The next day, India and England competed for the second semi-final at Wankhede Stadium, Mumbai (Bombay then). India was cruising to chase the target of 255. But the late middle-order failed to finish the game in the last ten overs as they were deceived by English bowlers for 215 despite being 204/5 at one stage.
The cricketing world was finally about to witness its first Ashes team final. The final 1987 Cricket World Cup was played at iconic Eden Gardens, Kolkata. The Ashes rivalry met the fans’ expectations as both teams didn’t give up until the last ball.
Ultimately, Australia held their nerves and won crucial phases of both innings. Thus, Australia won this fourth edition of the World Cup after claiming the final by 7 runs.
Top Performers in the 1987 Cricket World Cup
England’s Graham Gooch ended the tournament as the leading runs-getter (471). Champions side Australia had two batters who were instrumental for their cause: David Boon (447) and Geoff Marsh (428) scored 2nd and 3rd most runs, respectively. Other two batters included in the list of top 5 runs scorers during the 1987 Cricket World Cup are Sir Viv Richards (391) and Mike Gatting (354).

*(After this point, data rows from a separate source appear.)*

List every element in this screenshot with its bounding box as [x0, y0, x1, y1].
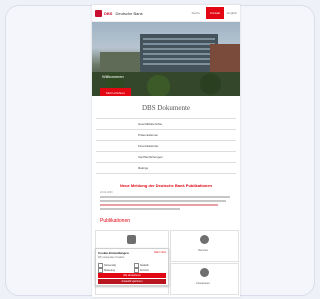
menu-item[interactable]: Ratings	[96, 163, 236, 174]
site-header: DBS Deutsche Bank Suche Kontakt English	[92, 5, 240, 22]
document-icon	[127, 235, 136, 244]
language-link[interactable]: English	[227, 11, 237, 15]
cookie-dialog-text: Wir verwenden Cookies	[98, 256, 125, 259]
site-name: Deutsche Bank	[115, 10, 143, 16]
search-link[interactable]: Suche	[191, 11, 200, 15]
card-label: Service	[198, 248, 209, 252]
menu-item[interactable]: Geschäftsberichte	[96, 119, 236, 130]
cookie-dialog-title: Cookie-Einstellungen	[98, 251, 129, 255]
logo-text[interactable]: DBS	[104, 11, 112, 16]
card-label: Investoren	[196, 281, 211, 285]
news-title[interactable]: Neue Meldung der Deutsche Bank Publikati…	[96, 183, 236, 188]
cookie-info-link[interactable]: Mehr Infos	[154, 251, 166, 254]
menu-item[interactable]: Präsentationen	[96, 130, 236, 141]
hero-banner: Willkommen Mehr erfahren	[92, 22, 240, 96]
save-selection-button[interactable]: Auswahl speichern	[98, 279, 166, 284]
investors-card[interactable]: Investoren	[170, 263, 239, 295]
news-link-line[interactable]	[100, 204, 218, 206]
people-icon	[200, 268, 209, 277]
website-page: DBS Deutsche Bank Suche Kontakt English …	[92, 5, 240, 297]
section-title: DBS Dokumente	[141, 104, 191, 112]
hero-button[interactable]: Mehr erfahren	[100, 88, 131, 96]
news-date: 24.01.2023	[100, 191, 113, 194]
office-building-image	[140, 34, 218, 72]
service-card[interactable]: Service	[170, 230, 239, 262]
news-text-line	[100, 200, 226, 202]
news-text-line	[100, 196, 230, 198]
contact-button[interactable]: Kontakt	[205, 7, 225, 19]
menu-item[interactable]: Finanzkalender	[96, 141, 236, 152]
cookie-consent-dialog: Cookie-Einstellungen Mehr Infos Wir verw…	[95, 248, 169, 286]
document-menu: Geschäftsberichte Präsentationen Finanzk…	[96, 118, 236, 174]
news-text-line	[100, 208, 180, 210]
publications-title: Publikationen	[100, 218, 131, 224]
accept-all-button[interactable]: Alle akzeptieren	[98, 273, 166, 278]
menu-item[interactable]: Veröffentlichungen	[96, 152, 236, 163]
cards-grid: Berichte Service Kontakt Investoren Cook…	[92, 230, 240, 297]
logo-icon[interactable]	[95, 9, 102, 17]
hero-caption: Willkommen	[102, 74, 124, 79]
gear-icon	[200, 235, 209, 244]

The most prominent performance among bowlers came from Australian Craig McDermott (18 wickets), while Pakistan’s legendary all-rounder Imran Khan took 17 wickets. The other three top performers’ bowlers were Patrick Patterson and Maninder Singh, with 14 wickets each, while Eddie Hemmings took 13. One unique performance came from Indian bowler Chetan Sharma, who took the Cricket World Cup’s first ever hattrick.
8 teams were contesting during the 1987 Cricket World Cup and were placed in two groups. Every team played 6 group matches in their respective groups. Pakistan and England qualified for the semi-final from Group B, while India and Australia made it to the knockout stage from Group A.
A total of 21 different venues in Pakistan and India hosted this fourth edition of the World Cup. Venues in India were involved in 17 matches, while Pakistan stadiums hosted 10 thrilling matches. The tournament’s highest total was posted by West Indies (360/4) against Sri Lanka. In contrast, the lowest total was made by Zimbabwe (139 all out) against Australia.